Sitting in her office at Warner, she realized there was still a disconnect between the person she was at work and the life she wanted for herself. 

San Francisco:
During the Warner and Sa years, she spent all her time working and dancing. But in the summer of 2010, one of her close friends (Parul) invited her to San Francisco for her birthday. This helped create some distance and the change of pace helped her gain new perspective. 

At the birthday gathering, she chatted with Parul’s friends, who all seemed to be developing apps, starting companies, or embarking on some type of entrepreneurial journey. People were pursuing exciting, creative projects as actual career paths. Unlike anyone she knew in New York.

On Sunday night red-eye flight back to New York, her mind was racing. Idea of creating something of her own as her career fascinated her. How could she create something that provide the same type of freedom and inspiration? She gave herself two weeks to come up with an idea for something she would be passionate about creating. 

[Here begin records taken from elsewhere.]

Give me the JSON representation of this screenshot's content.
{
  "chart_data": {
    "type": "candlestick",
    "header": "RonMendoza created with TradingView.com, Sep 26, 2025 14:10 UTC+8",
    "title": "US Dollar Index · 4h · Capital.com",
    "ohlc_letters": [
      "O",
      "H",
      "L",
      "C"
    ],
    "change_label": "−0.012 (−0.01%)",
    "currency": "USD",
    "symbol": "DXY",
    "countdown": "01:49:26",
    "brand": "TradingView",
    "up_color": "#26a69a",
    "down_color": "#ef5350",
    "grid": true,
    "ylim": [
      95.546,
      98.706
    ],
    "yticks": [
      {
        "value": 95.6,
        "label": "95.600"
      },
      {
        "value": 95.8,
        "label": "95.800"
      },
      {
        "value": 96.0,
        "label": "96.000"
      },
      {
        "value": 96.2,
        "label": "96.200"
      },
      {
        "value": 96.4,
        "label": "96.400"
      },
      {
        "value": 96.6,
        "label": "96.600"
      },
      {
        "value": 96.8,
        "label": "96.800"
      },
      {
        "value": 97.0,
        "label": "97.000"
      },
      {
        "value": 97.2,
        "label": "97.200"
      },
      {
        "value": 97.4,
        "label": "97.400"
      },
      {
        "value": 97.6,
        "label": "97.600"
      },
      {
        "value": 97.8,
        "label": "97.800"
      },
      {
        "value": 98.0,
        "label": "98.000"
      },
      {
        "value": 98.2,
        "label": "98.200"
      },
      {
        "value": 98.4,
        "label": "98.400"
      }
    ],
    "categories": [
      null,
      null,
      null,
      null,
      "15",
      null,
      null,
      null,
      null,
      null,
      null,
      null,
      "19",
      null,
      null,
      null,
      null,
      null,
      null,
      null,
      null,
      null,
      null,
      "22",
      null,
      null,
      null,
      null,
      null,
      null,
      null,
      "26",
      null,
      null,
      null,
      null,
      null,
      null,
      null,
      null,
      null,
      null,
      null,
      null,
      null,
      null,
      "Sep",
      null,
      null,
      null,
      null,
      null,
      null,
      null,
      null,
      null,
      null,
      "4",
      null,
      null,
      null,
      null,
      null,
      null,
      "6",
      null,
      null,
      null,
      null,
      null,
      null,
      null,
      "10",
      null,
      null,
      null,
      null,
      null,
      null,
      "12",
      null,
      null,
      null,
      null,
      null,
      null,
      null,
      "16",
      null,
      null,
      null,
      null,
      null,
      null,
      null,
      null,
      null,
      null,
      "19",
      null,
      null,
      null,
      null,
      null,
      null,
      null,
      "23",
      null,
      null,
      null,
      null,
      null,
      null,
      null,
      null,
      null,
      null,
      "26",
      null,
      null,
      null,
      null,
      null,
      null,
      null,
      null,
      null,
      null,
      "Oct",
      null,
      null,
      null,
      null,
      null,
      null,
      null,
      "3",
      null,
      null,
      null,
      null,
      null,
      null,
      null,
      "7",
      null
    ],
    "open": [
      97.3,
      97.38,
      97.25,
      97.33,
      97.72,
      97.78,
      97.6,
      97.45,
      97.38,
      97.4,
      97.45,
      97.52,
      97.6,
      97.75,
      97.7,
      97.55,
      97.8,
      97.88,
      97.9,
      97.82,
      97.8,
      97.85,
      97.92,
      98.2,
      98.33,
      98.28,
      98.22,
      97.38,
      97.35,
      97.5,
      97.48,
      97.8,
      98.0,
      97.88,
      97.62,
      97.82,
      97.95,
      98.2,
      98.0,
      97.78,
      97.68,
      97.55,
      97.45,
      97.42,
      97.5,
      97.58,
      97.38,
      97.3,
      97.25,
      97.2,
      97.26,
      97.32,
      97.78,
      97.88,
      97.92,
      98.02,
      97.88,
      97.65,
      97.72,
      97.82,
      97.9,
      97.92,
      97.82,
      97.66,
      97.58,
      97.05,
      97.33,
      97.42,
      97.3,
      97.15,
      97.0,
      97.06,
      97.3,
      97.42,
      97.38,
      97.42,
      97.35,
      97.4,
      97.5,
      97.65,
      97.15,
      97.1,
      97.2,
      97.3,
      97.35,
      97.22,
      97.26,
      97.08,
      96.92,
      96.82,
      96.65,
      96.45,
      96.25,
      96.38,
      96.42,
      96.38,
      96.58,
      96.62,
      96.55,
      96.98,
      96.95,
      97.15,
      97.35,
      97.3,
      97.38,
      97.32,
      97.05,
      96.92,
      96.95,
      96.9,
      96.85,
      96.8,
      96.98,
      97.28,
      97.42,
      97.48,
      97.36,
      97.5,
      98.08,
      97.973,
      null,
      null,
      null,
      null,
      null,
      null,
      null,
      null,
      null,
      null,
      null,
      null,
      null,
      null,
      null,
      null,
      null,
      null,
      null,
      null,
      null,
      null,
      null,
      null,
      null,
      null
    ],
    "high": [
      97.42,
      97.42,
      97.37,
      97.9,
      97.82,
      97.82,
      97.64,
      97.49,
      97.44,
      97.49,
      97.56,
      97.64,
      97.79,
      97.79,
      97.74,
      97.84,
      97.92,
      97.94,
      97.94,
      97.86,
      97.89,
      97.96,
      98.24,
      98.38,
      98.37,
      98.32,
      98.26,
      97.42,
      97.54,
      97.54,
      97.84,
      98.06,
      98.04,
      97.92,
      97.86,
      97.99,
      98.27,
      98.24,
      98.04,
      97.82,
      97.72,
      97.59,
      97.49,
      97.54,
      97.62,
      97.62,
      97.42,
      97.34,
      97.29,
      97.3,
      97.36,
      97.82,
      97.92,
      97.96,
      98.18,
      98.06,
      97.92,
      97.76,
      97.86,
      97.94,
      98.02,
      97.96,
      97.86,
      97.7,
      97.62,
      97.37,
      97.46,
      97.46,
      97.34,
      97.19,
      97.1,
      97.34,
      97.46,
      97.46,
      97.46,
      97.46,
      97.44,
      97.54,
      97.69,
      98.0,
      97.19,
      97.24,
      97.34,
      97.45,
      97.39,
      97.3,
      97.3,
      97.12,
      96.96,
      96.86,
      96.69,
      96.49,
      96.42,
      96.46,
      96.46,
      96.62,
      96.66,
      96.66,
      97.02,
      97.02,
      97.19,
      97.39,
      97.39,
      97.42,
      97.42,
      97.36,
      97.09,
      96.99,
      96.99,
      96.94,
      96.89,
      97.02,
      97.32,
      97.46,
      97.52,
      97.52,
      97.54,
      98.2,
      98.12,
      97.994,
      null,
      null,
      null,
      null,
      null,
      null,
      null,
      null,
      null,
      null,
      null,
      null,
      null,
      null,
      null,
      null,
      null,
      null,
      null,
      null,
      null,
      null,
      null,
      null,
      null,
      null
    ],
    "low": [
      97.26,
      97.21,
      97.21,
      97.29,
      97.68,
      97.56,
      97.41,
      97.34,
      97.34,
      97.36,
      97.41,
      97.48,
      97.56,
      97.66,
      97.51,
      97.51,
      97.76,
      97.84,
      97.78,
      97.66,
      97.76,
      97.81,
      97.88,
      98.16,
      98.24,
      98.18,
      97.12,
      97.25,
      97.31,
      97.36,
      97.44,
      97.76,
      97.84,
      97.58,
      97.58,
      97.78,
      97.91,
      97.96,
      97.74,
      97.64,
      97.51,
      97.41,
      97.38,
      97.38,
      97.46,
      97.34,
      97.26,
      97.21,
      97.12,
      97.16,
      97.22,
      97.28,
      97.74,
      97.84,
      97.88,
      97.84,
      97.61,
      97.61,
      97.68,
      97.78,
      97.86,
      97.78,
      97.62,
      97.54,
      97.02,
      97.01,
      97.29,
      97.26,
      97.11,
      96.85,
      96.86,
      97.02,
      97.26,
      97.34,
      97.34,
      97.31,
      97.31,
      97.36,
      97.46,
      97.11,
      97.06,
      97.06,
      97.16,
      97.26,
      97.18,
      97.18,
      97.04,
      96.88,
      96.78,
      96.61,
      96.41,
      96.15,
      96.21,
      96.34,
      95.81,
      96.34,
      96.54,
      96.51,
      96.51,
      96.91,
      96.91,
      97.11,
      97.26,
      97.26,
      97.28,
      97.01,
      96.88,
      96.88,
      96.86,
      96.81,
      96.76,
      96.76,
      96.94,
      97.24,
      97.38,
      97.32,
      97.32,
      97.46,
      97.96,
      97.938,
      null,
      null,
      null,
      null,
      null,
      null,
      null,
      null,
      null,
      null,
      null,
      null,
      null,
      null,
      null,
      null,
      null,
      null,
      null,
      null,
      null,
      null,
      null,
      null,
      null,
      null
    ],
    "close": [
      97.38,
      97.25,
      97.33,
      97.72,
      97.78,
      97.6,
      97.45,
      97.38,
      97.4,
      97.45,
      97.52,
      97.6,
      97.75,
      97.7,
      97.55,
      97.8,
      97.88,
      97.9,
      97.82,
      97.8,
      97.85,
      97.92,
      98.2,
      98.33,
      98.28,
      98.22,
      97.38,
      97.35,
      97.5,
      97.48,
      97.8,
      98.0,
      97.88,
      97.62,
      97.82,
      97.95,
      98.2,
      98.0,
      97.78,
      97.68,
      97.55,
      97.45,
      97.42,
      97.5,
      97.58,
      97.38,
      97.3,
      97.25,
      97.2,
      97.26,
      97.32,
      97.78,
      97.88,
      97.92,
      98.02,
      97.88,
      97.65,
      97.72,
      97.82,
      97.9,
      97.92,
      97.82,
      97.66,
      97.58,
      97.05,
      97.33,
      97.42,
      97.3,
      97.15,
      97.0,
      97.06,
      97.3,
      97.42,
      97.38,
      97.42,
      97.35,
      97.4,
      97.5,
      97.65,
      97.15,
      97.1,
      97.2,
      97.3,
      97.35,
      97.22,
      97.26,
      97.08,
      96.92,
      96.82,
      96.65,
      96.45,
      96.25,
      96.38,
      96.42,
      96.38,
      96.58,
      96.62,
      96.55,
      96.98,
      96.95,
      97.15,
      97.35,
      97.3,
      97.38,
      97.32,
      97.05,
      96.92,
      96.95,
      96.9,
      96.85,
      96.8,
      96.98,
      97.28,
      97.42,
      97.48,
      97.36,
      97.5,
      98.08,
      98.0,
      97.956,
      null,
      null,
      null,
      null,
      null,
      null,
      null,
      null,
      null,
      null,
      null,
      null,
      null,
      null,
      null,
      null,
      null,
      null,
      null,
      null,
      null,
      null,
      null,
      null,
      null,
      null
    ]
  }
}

Back in NYC, as she settled into the week, she opened her laptop and looked for a ballet class to attend. She searched websites for different studios across the city, comparing schedules, researching their instructors, mapping out their locations. Two hours later looked up and had thirty browser tabs opened and realized she wasted her afternoon without finding anything. Entrepreneurial epiphany: why wasn’t there one place you could go to find and book classes?

This was the earliest inkling for ClassPass, an app to give people the opportunity to keep moving and try new things, and as a business, it became a new path for my life that aligned my calling with my career. 

Leaving Warner:
Created business plan and built up courage to leave her job. The day she quit got a message from the vice chairman of Warner asking her to come to his office. He wanted to hear about what she was doing next. He told her he wanted to invest, gave her a check for $10k and introduced her to David Tisch, who was heading up Techstars (one of hottest tech incubators in NYC). 

ClassPass:
Built beautiful product, homepage colors were just right, launched to fanfare and publicity, but then zero bookings came through. Social media, brand partnerships, press hits were not leading indicators of success. The false signals of success shielded them from seeing the real problems right in front of them. Hadn’t fully understood the challenges our customers were facing in getting to class. Reservations were the most important metric. 

1.5 years after visiting SF, went back to try to raise capital, met with big-name VC firms. None of them wanted to give her money. And no one was signing up for classes on their website. Sent email blast to 10k subscribers asking people to sign up for a free class, and not a single person converted. 

Decided to launch something new with a value prop that was more enticing. There wasn’t anything motivating customers to book classes through their site. Passport idea allowing them to bundle together trial classes at different studios to explore new classes over the course of a month. But this was only available to new customers for first month. Sales improved but then people dropped out or used new emails to sign up for another month, upsetting the studios when people returned at discounted prices after their initial trial. 

Eventually pivoted into a subscription service for fitness classes that allowed customers to return to classes they liked and continue exploring month after month.

Years later ClassPass was acquired by Mindbody, thanks to a connection and partnership she cultivated with Rick Stollmeyer (their founder) in the early days.